I am trying to track the progress of a file upload, but continue to end up from a dead point (loading from a C # application, not a web page).
I tried using WebClient as such:
class Program { static volatile bool busy = true; static void Main(string[] args) { WebClient client = new WebClient();
The file is downloaded and the progress is printed, but the progress is much faster than the actual download, and when downloading a large file, progress will peak in a few seconds, but the actual download takes several minutes (this is not just waiting for a response, all the data has not yet reached the server).

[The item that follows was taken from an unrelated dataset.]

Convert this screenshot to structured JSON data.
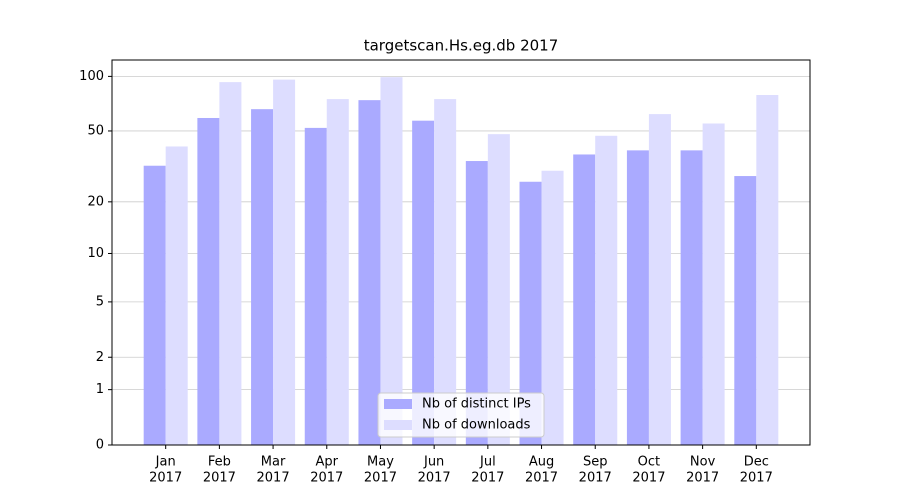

So I tried to use HttpWebRequest for streaming data (I know that this is not the exact equivalent of loading a file, since it does not create multipart/form-data content, but it serves to illustrate my problem). I set AllowWriteStreamBuffering = false and set ContentLength as suggested by this question / answer :
class Program { static void Main(string[] args) { FileInfo fileInfo = new FileInfo(args[0]); HttpWebRequest client = (HttpWebRequest)WebRequest.Create(new Uri("http://uploadUri/"));
The request does not start until the entire file is written to the stream and already shows full progress at the time of its launch (I use fiddler to check this). I also tried setting SendChunked to true (with and without ContentLength setting). It seems that the data is still cached before being sent over the network.
Is there something wrong with one of these approaches, or maybe there is another way to track the progress of downloading files from a Windows application?